Regulators could look at putting existing resources to better use by empowering experienced non-doctor medical staff, especially in primary care settings, while non specialists could also selectively manage chronic patients and provide relevant repeat prescriptions. For example, Singapore and Australia allow a select category of nurses to write prescriptions.
During Covid-19, we have already seen how regulatory easing and clarity accelerated the adoption of digital health services. As patients and providers evolve in their digital journey, regulations will have to remain nimble to address any concerns on standard of care and data privacy and protection. Similarly, regulations will have to keep pace with expected standards for home healthcare, which will continue making rapid strides.
The promise of a vaccine and a review of global supply chains
The development of Covid-19 treatments and vaccines will remain the top priority of pharmaceutical companies and governments for the immediate future, as evidenced by more than 160 Covid-19 vaccine projects under development. Aided by an unprecedented push to accelerate approvals and a few promising results in early-stage trials, a vaccine is more likely to be available globally in the first half of 2021.
Going by the massive investments in research and the global manufacturing and
distribution footprint currently being developed, a swift and worldwide availability of multiple vaccine solutions is expected. There are still some variables to consider, however, such as the level and duration of protection offered (lifelong/seasonal), number of doses required (one-shot or regular boosters), how will supplies be prioritised, evolution of supply chains and pricing. Considering the globally pervasive nature of this pandemic, it is crucial that countries work closely in a globally coordinated manner to ensure widespread availability of safe and effective vaccines.

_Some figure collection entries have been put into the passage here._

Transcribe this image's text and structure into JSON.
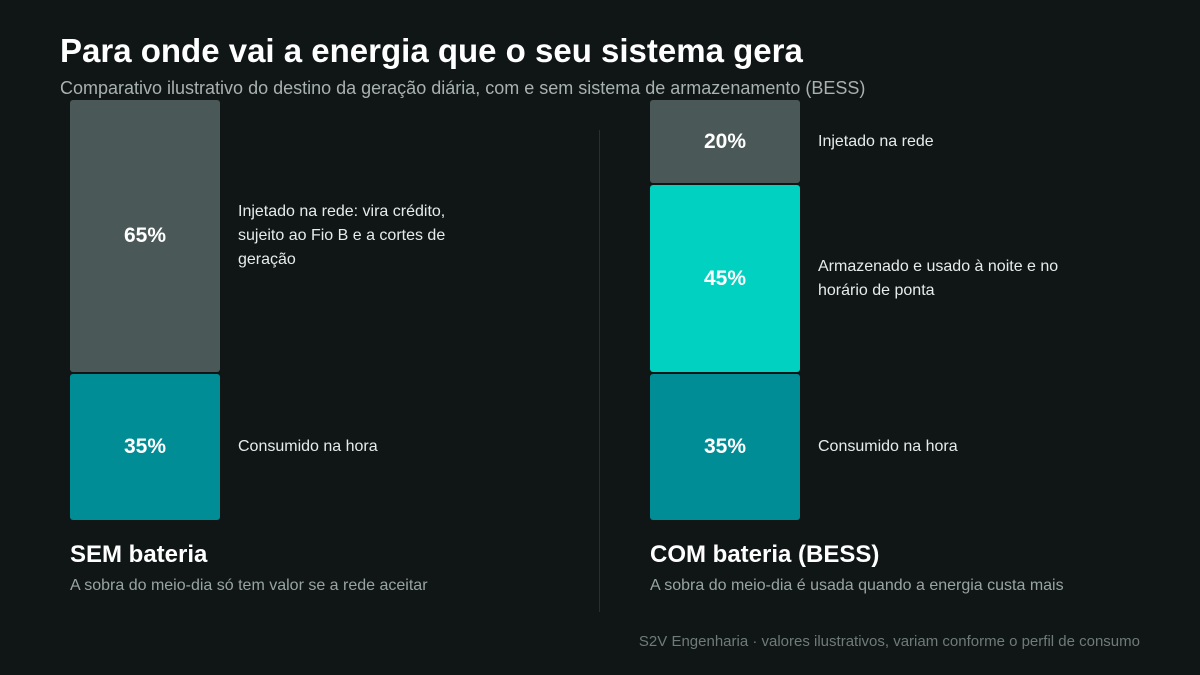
{
  "header": {
    "title": "Para onde vai a energia que o seu sistema gera",
    "subtitle": "Comparativo ilustrativo do destino da geração diária, com e sem sistema de armazenamento (BESS)"
  },
  "chart_data": {
    "type": "bar",
    "stacked": true,
    "unit": "%",
    "total": 100,
    "panels": [
      {
        "name": "SEM bateria",
        "caption": "A sobra do meio-dia só tem valor se a rede aceitar",
        "segments": [
          {
            "value": 35,
            "label": "35%",
            "description": "Consumido na hora",
            "color": "#008d95"
          },
          {
            "value": 65,
            "label": "65%",
            "description": "Injetado na rede: vira crédito, sujeito ao Fio B e a cortes de geração",
            "color": "#4a5957"
          }
        ]
      },
      {
        "name": "COM bateria (BESS)",
        "caption": "A sobra do meio-dia é usada quando a energia custa mais",
        "segments": [
          {
            "value": 35,
            "label": "35%",
            "description": "Consumido na hora",
            "color": "#008d95"
          },
          {
            "value": 45,
            "label": "45%",
            "description": "Armazenado e usado à noite e no horário de ponta",
            "color": "#00d1c1"
          },
          {
            "value": 20,
            "label": "20%",
            "description": "Injetado na rede",
            "color": "#4a5957"
          }
        ]
      }
    ]
  },
  "footer": {
    "note": "S2V Engenharia · valores ilustrativos, variam conforme o perfil de consumo"
  }
}
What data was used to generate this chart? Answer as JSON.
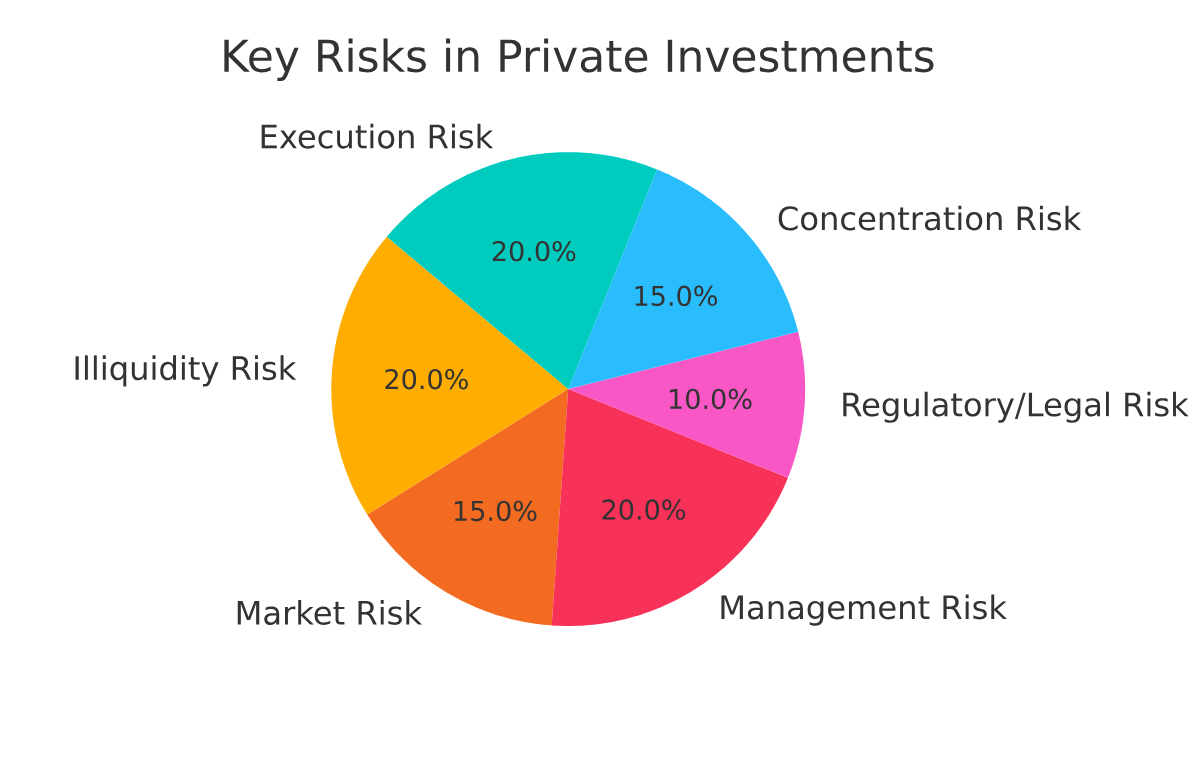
{
  "chart_data": {
    "type": "pie",
    "title": "Key Risks in Private Investments",
    "categories": [
      "Illiquidity Risk",
      "Market Risk",
      "Management Risk",
      "Regulatory/Legal Risk",
      "Concentration Risk",
      "Execution Risk"
    ],
    "values": [
      20,
      15,
      20,
      10,
      15,
      20
    ],
    "colors": [
      "#ffad00",
      "#f26b21",
      "#f73157",
      "#f857c5",
      "#29bdfd",
      "#00cbbf"
    ],
    "value_labels": [
      "20.0%",
      "15.0%",
      "20.0%",
      "10.0%",
      "15.0%",
      "20.0%"
    ]
  }
}
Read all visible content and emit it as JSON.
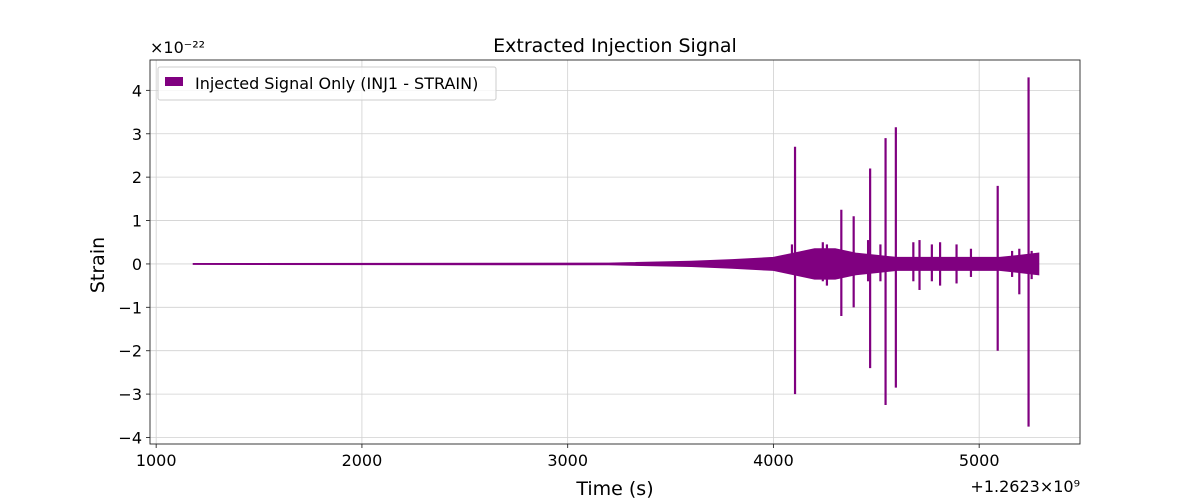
{
  "chart_data": {
    "type": "line",
    "title": "Extracted Injection Signal",
    "xlabel": "Time (s)",
    "ylabel": "Strain",
    "xlim": [
      970,
      5490
    ],
    "ylim": [
      -4.15,
      4.7
    ],
    "x_ticks": [
      1000,
      2000,
      3000,
      4000,
      5000
    ],
    "x_tick_labels": [
      "1000",
      "2000",
      "3000",
      "4000",
      "5000"
    ],
    "y_ticks": [
      -4,
      -3,
      -2,
      -1,
      0,
      1,
      2,
      3,
      4
    ],
    "y_tick_labels": [
      "−4",
      "−3",
      "−2",
      "−1",
      "0",
      "1",
      "2",
      "3",
      "4"
    ],
    "y_scale_exponent_text": "×10⁻²²",
    "x_offset_text": "+1.2623×10⁹",
    "grid": true,
    "legend_position": "top-left",
    "series": [
      {
        "name": "Injected Signal Only (INJ1 - STRAIN)",
        "color": "#800080",
        "x_range": [
          1180,
          5290
        ],
        "envelope": {
          "x": [
            1180,
            3200,
            3600,
            3800,
            4000,
            4100,
            4200,
            4300,
            4400,
            4500,
            4600,
            4700,
            4800,
            4900,
            5000,
            5100,
            5200,
            5290
          ],
          "upper": [
            0.01,
            0.02,
            0.06,
            0.1,
            0.15,
            0.25,
            0.35,
            0.35,
            0.25,
            0.2,
            0.15,
            0.15,
            0.15,
            0.15,
            0.15,
            0.15,
            0.2,
            0.25
          ],
          "lower": [
            -0.01,
            -0.02,
            -0.06,
            -0.1,
            -0.15,
            -0.25,
            -0.35,
            -0.35,
            -0.25,
            -0.2,
            -0.15,
            -0.15,
            -0.15,
            -0.15,
            -0.15,
            -0.15,
            -0.2,
            -0.25
          ]
        },
        "spikes": [
          {
            "x": 4090,
            "max": 0.45,
            "min": -0.2
          },
          {
            "x": 4105,
            "max": 2.7,
            "min": -3.0
          },
          {
            "x": 4240,
            "max": 0.5,
            "min": -0.4
          },
          {
            "x": 4260,
            "max": 0.45,
            "min": -0.5
          },
          {
            "x": 4330,
            "max": 1.25,
            "min": -1.2
          },
          {
            "x": 4390,
            "max": 1.1,
            "min": -1.0
          },
          {
            "x": 4460,
            "max": 0.55,
            "min": -0.4
          },
          {
            "x": 4470,
            "max": 2.2,
            "min": -2.4
          },
          {
            "x": 4520,
            "max": 0.45,
            "min": -0.4
          },
          {
            "x": 4545,
            "max": 2.9,
            "min": -3.25
          },
          {
            "x": 4595,
            "max": 3.15,
            "min": -2.85
          },
          {
            "x": 4680,
            "max": 0.5,
            "min": -0.4
          },
          {
            "x": 4710,
            "max": 0.55,
            "min": -0.6
          },
          {
            "x": 4770,
            "max": 0.45,
            "min": -0.4
          },
          {
            "x": 4810,
            "max": 0.5,
            "min": -0.5
          },
          {
            "x": 4890,
            "max": 0.45,
            "min": -0.45
          },
          {
            "x": 4960,
            "max": 0.35,
            "min": -0.3
          },
          {
            "x": 5090,
            "max": 1.8,
            "min": -2.0
          },
          {
            "x": 5160,
            "max": 0.3,
            "min": -0.3
          },
          {
            "x": 5195,
            "max": 0.35,
            "min": -0.7
          },
          {
            "x": 5240,
            "max": 4.3,
            "min": -3.75
          },
          {
            "x": 5255,
            "max": 0.3,
            "min": -0.35
          }
        ]
      }
    ]
  }
}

There is some uncertainty over supply chain continuity for pharmaceuticals, mainly due to evolving geopolitics, trade wars and vulnerabilities brought forth by lockdowns. These have renewed calls by some countries to relocate essential drug production closer to their own shores. We expect the pandemic to have a lasting effect on how pharmaceutical companies and governments think of drug supply chains, for raw material as well as finished products.
Due to the essential nature of the pharma and biotech industries, this pandemic will not immediately spell the end of globalisation for these sectors but will lead to a gradual and steadfast diversification of supply sources as well as a calibrated increase in near-shoring capabilities for certain drug categories.
There will be a cost impact of such moves unless support is provided by governments, and this remains a key variable to determine the success and extent of such changes.
Distance to cover
The Covid-19 pandemic has shown that existing healthcare systems still have some distance to cover in terms of affordability, access and availability. Not addressing these issues can result in significant loss of human lives, which, of course, is not acceptable.
Given the learnings from Covid-19 and also the tacit acceptance that the current pandemic will not be the last public health crisis that nations will face, we see renewed appreciation that investments in healthcare systems, innovation and drug research and development are essential.
The future of healthcare is in moving closer to the patient.
Patients, when empowered, are active participants in their own treatment, thereby increasing compliance and improving medical outcomes.
Systemic changes spearheaded by enlightened stakeholders can act as a catalyst and accelerate the transformation of care delivery, ushering in a post-Covid-19 future whereby digitally-enabled solutions can still bring healthcare ‘closer’ to the patient while maintaining a safe distance.
Nikhil Gureja and Aakash Swaroop are managing director and director of MUFG’s APAC healthcare team. Avinash Lodha is director of the bank’s strategic research division, healthcare.